Hot on the heels of my post about the AJAX toolkit spectrum comes news that Yahoo! has released their own AJAX toolkit as well as a very cool web page design pattern catalog.

Some non-surprises:

  • The Yahoo! toolkit has it’s own animation library, it’s own drag and drop library and it’s own XmlHttpRequest wrapper, just like other libraries like Dojo and prototype.
  • The Yahoo! UI Controls depend on Yahoo’s Core Utilities. The libraries are modular, but not polymorphic with other these libraries.
  • The code was released under an open source license (BSD).

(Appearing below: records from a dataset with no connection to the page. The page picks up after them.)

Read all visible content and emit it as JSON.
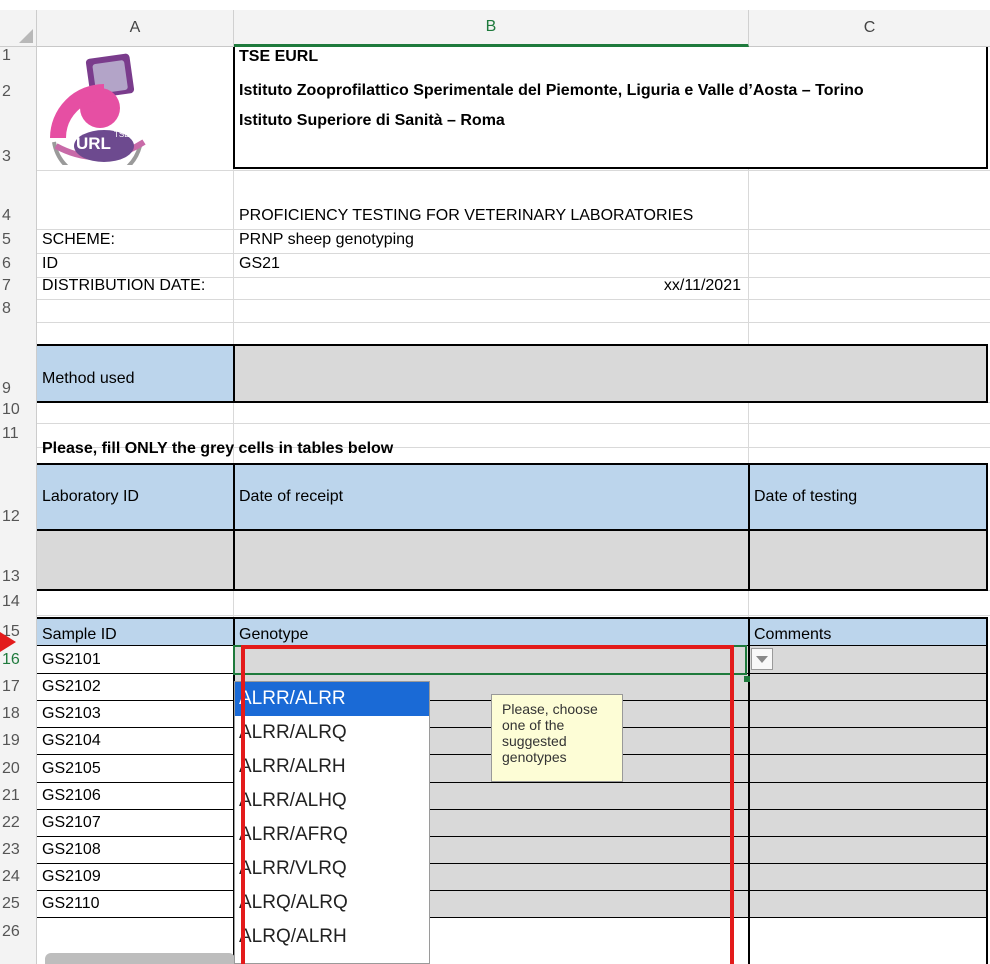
{
  "columns": [
    "A",
    "B",
    "C"
  ],
  "rows": [
    "1",
    "2",
    "3",
    "4",
    "5",
    "6",
    "7",
    "8",
    "9",
    "10",
    "11",
    "12",
    "13",
    "14",
    "15",
    "16",
    "17",
    "18",
    "19",
    "20",
    "21",
    "22",
    "23",
    "24",
    "25",
    "26"
  ],
  "header": {
    "line1": "TSE EURL",
    "line2": "Istituto Zooprofilattico Sperimentale del Piemonte, Liguria e Valle d’Aosta – Torino",
    "line3": "Istituto Superiore di Sanità – Roma",
    "logo_text": "URL",
    "logo_sup": "TSE"
  },
  "info": {
    "title": "PROFICIENCY TESTING FOR VETERINARY LABORATORIES",
    "scheme_label": "SCHEME:",
    "scheme_value": "PRNP sheep genotyping",
    "id_label": "ID",
    "id_value": "GS21",
    "date_label": "DISTRIBUTION DATE:",
    "date_value": "xx/11/2021"
  },
  "method_label": "Method used",
  "instruction": "Please, fill ONLY the grey cells in tables below",
  "lab_table": {
    "col1": "Laboratory ID",
    "col2": "Date of receipt",
    "col3": "Date of testing"
  },
  "sample_table": {
    "col1": "Sample ID",
    "col2": "Genotype",
    "col3": "Comments",
    "samples": [
      "GS2101",
      "GS2102",
      "GS2103",
      "GS2104",
      "GS2105",
      "GS2106",
      "GS2107",
      "GS2108",
      "GS2109",
      "GS2110"
    ]
  },
  "dropdown": {
    "options": [
      "ALRR/ALRR",
      "ALRR/ALRQ",
      "ALRR/ALRH",
      "ALRR/ALHQ",
      "ALRR/AFRQ",
      "ALRR/VLRQ",
      "ALRQ/ALRQ",
      "ALRQ/ALRH"
    ],
    "selected_index": 0
  },
  "tooltip": "Please, choose one of the suggested genotypes",
  "colors": {
    "header_blue": "#bcd5ec",
    "input_grey": "#d9d9d9",
    "highlight_red": "#e31b1b",
    "selection_green": "#1e7a3c",
    "dropdown_selected": "#1a6ad6",
    "tooltip_bg": "#fdfdd6"
  }
}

All these different implementations of the same core set of capabilities at best means learning lots of ways of doing the same thing and at worst means incompatibility between components from different libraries.

BTW, last week I wrote that using a text-based high-level scripting language like Javascript in the browser “encourages business models where the in-browser code has little if any value.” This release from Yahoo! supports that point. While their mapping component is subject a strict Terms of Use, their UI components were released with a liberal open source licence. I doubt that’s a coincidence.